In March 2013, I picked up a Monte Carlo. Nominally, it was working. But it needs some work. Here’s a rundown so far.
The head glass was cracked in two pieces, held together by the trim — just barely. I got a new one through a friend who got it cheap, but we got it cut just a little too small.
Next, the mezzanine board on the MPU was cracked. All System 80B games self destruct because of this damn board. Because it is single-sided, and all single-sided boards on a pinball get cracked header pins, it causes the computer to become unreliable, if it boots at all. Someone had “fixed” mine by jamming packing peanuts in it. I fixed it by desoldering it, removing solder, adding fresh solder, and putting it back.
Fortunately, this game shipped with one of the cordless phone-style batteries and had not leaked. Unfortunately I got a little ahead of myself when removing it and I lifted a trace. I replaced it with a memory cap and did an OK job, but the lifted trace still annoys me. It was otherwise a perfect MPU.
The right flipper was weak, so I couldn’t get multiball started, because I couldn’t make the Firepower top-capture shot. But worst of all, the roulette wheel had dirty switches, which meant that there was no way to win roulette and the game would have to time-out every roulette spin. Terrible!
I did immediately start looking for a topper, and found one locally. I cleaned and reinstalled it and it looks great, or at least as good as that topper ever looked.
Around this time, I bought my Spring Break and got sidetracked, since I’d never even played Spring Break.
After almost a year, I’m back trying to play Monte Carlo. First order of business was the roulette wheel.

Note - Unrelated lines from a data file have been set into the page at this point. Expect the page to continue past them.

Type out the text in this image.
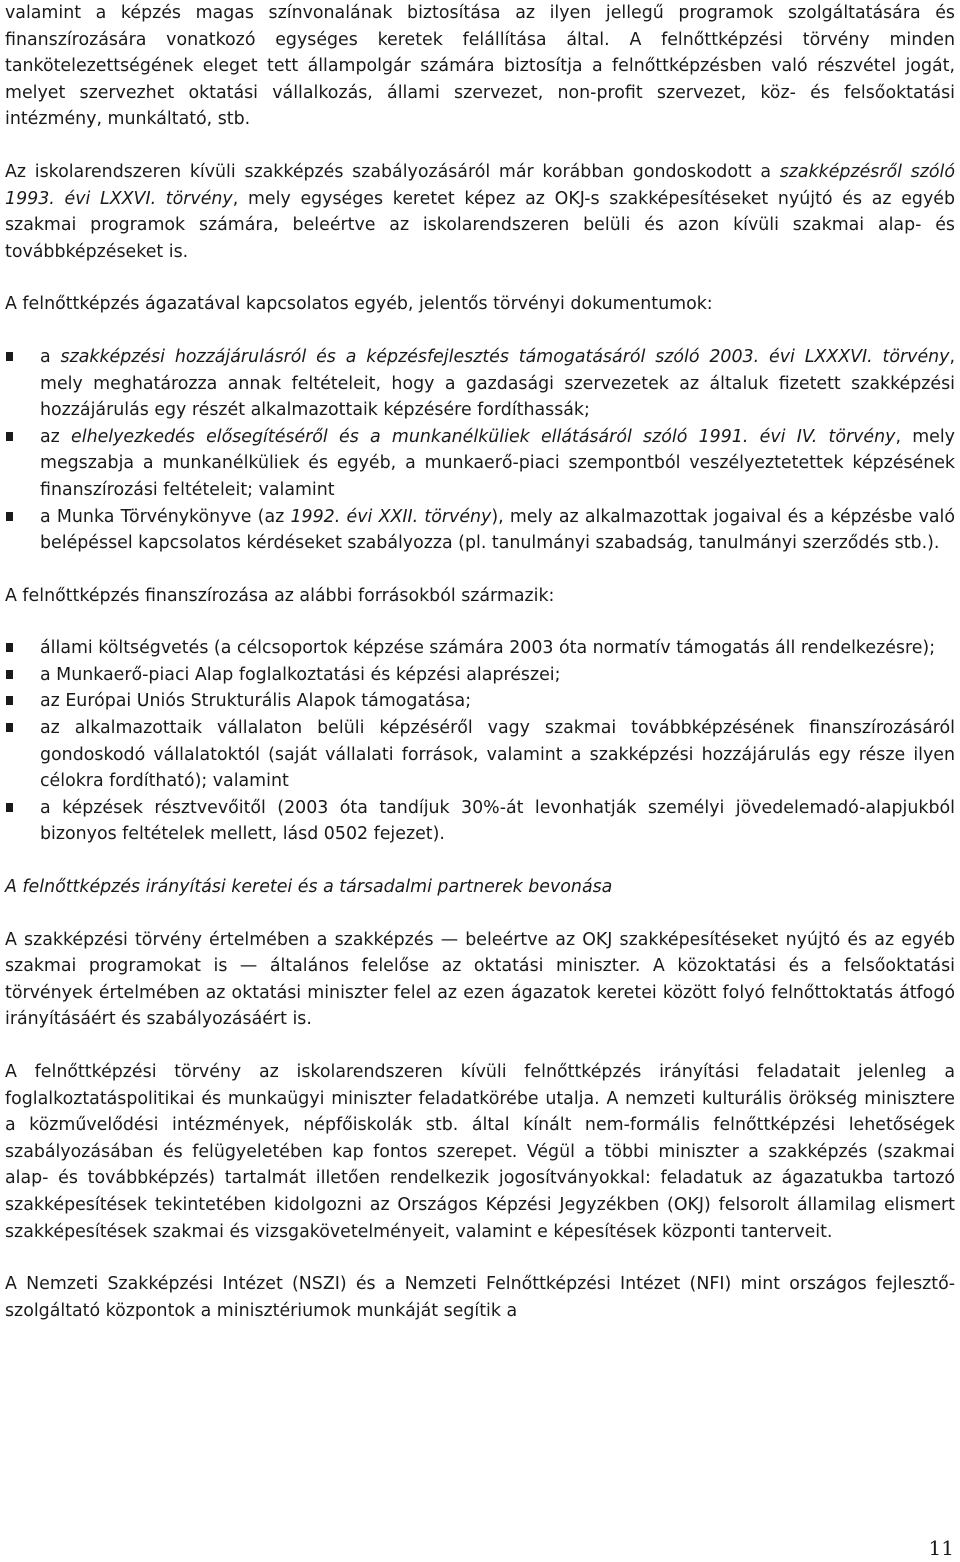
valamint a képzés magas színvonalának biztosítása az ilyen jellegű programok szolgáltatására és finanszírozására vonatkozó egységes keretek felállítása által. A felnőttképzési törvény minden tankötelezettségének eleget tett állampolgár számára biztosítja a felnőttképzésben való részvétel jogát, melyet szervezhet oktatási vállalkozás, állami szervezet, non-profit szervezet, köz- és felsőoktatási intézmény, munkáltató, stb.

Az iskolarendszeren kívüli szakképzés szabályozásáról már korábban gondoskodott a szakképzésről szóló 1993. évi LXXVI. törvény, mely egységes keretet képez az OKJ-s szakképesítéseket nyújtó és az egyéb szakmai programok számára, beleértve az iskolarendszeren belüli és azon kívüli szakmai alap- és továbbképzéseket is.

A felnőttképzés ágazatával kapcsolatos egyéb, jelentős törvényi dokumentumok:

a szakképzési hozzájárulásról és a képzésfejlesztés támogatásáról szóló 2003. évi LXXXVI. törvény, mely meghatározza annak feltételeit, hogy a gazdasági szervezetek az általuk fizetett szakképzési hozzájárulás egy részét alkalmazottaik képzésére fordíthassák;
az elhelyezkedés elősegítéséről és a munkanélküliek ellátásáról szóló 1991. évi IV. törvény, mely megszabja a munkanélküliek és egyéb, a munkaerő-piaci szempontból veszélyeztetettek képzésének finanszírozási feltételeit; valamint
a Munka Törvénykönyve (az 1992. évi XXII. törvény), mely az alkalmazottak jogaival és a képzésbe való belépéssel kapcsolatos kérdéseket szabályozza (pl. tanulmányi szabadság, tanulmányi szerződés stb.).

A felnőttképzés finanszírozása az alábbi forrásokból származik:

állami költségvetés (a célcsoportok képzése számára 2003 óta normatív támogatás áll rendelkezésre);
a Munkaerő-piaci Alap foglalkoztatási és képzési alaprészei;
az Európai Uniós Strukturális Alapok támogatása;
az alkalmazottaik vállalaton belüli képzéséről vagy szakmai továbbképzésének finanszírozásáról gondoskodó vállalatoktól (saját vállalati források, valamint a szakképzési hozzájárulás egy része ilyen célokra fordítható); valamint
a képzések résztvevőitől (2003 óta tandíjuk 30%-át levonhatják személyi jövedelemadó-alapjukból bizonyos feltételek mellett, lásd 0502 fejezet).

A felnőttképzés irányítási keretei és a társadalmi partnerek bevonása

A szakképzési törvény értelmében a szakképzés — beleértve az OKJ szakképesítéseket nyújtó és az egyéb szakmai programokat is — általános felelőse az oktatási miniszter. A közoktatási és a felsőoktatási törvények értelmében az oktatási miniszter felel az ezen ágazatok keretei között folyó felnőttoktatás átfogó irányításáért és szabályozásáért is.

A felnőttképzési törvény az iskolarendszeren kívüli felnőttképzés irányítási feladatait jelenleg a foglalkoztatáspolitikai és munkaügyi miniszter feladatkörébe utalja. A nemzeti kulturális örökség minisztere a közművelődési intézmények, népfőiskolák stb. által kínált nem-formális felnőttképzési lehetőségek szabályozásában és felügyeletében kap fontos szerepet. Végül a többi miniszter a szakképzés (szakmai alap- és továbbképzés) tartalmát illetően rendelkezik jogosítványokkal: feladatuk az ágazatukba tartozó szakképesítések tekintetében kidolgozni az Országos Képzési Jegyzékben (OKJ) felsorolt államilag elismert szakképesítések szakmai és vizsgakövetelményeit, valamint e képesítések központi tanterveit.

A Nemzeti Szakképzési Intézet (NSZI) és a Nemzeti Felnőttképzési Intézet (NFI) mint országos fejlesztő-szolgáltató központok a minisztériumok munkáját segítik a

11
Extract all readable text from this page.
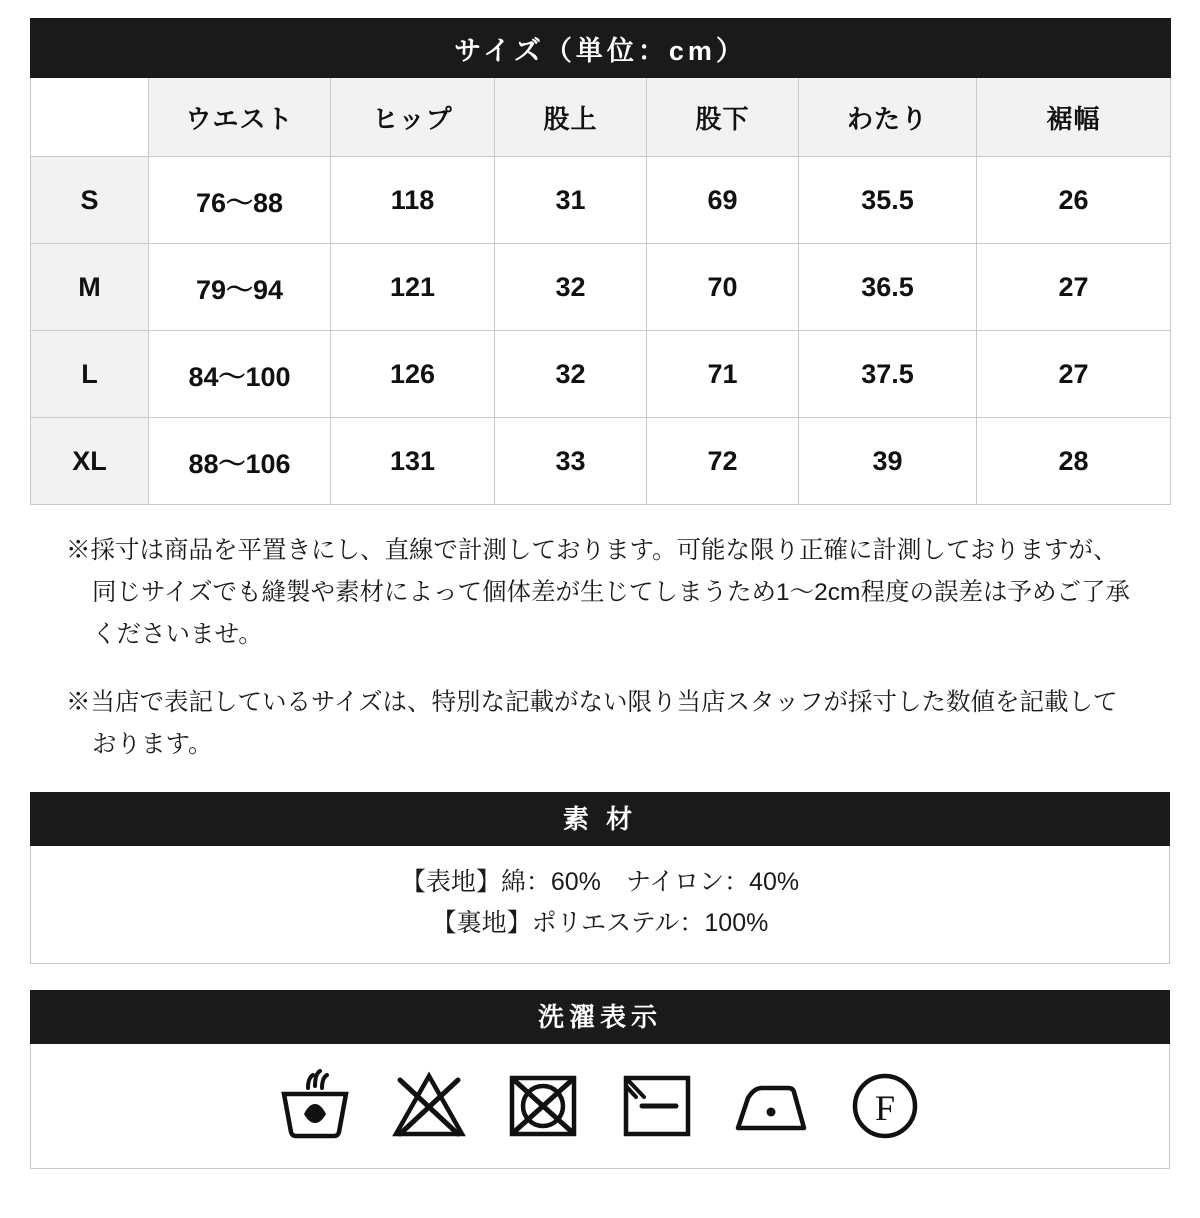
サイズ（単位：cm）						
	ウエスト	ヒップ	股上	股下	わたり	裾幅
S	76〜88	118	31	69	35.5	26
M	79〜94	121	32	70	36.5	27
L	84〜100	126	32	71	37.5	27
XL	88〜106	131	33	72	39	28

※採寸は商品を平置きにし、直線で計測しております。可能な限り正確に計測しておりますが、同じサイズでも縫製や素材によって個体差が生じてしまうため1〜2cm程度の誤差は予めご了承くださいませ。

※当店で表記しているサイズは、特別な記載がない限り当店スタッフが採寸した数値を記載しております。

素 材
【表地】綿：60%　ナイロン：40%
【裏地】ポリエステル：100%
洗濯表示
F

The spinning bit is held on with a set screw that might be accessible without removing the assembly. Removing the whole assembly is a good idea to clean it. But if you remove the six screws holding the window on, then take the set screw out, you can probably lift the wheel out.
The wheel has twelve switches and I guarantee they’re all dirty. I cleaned them with whatever scrap of paper was in my pocket and now it works pretty well.
I also put new foam washers to hold the window on. Now, the window is much closer to level with the playfield.
Now, I went to play it, and the game wouldn’t kick out the third ball to start multiball. I noticed while in test mode (testing the wheel) that switch 42 was stuck closed. The manual says that’s the trough. How can the trough have only one switch? I have no idea, but that’s all it has. On that one switch, the backing blade was bent against the playfield-touching blade. I adjusted it, and now I have multiball.
Still to go:
- Right flipper too weak. Left flipper too, perhaps, but we’ll see.
- A couple light sockets are bad. Target #5 is burned out, and the bulb is the most inaccessible light I’ve ever seen on a playfield.
- +5V filter cap hack on transformer panel should be cleaned up
- add redundant +5V/ground lines on MPU-driver cable
- blown transistor for the flash lamp on the roulette wheel; lamps are missing from their sockets because they’re locked on (and burned the playfield!)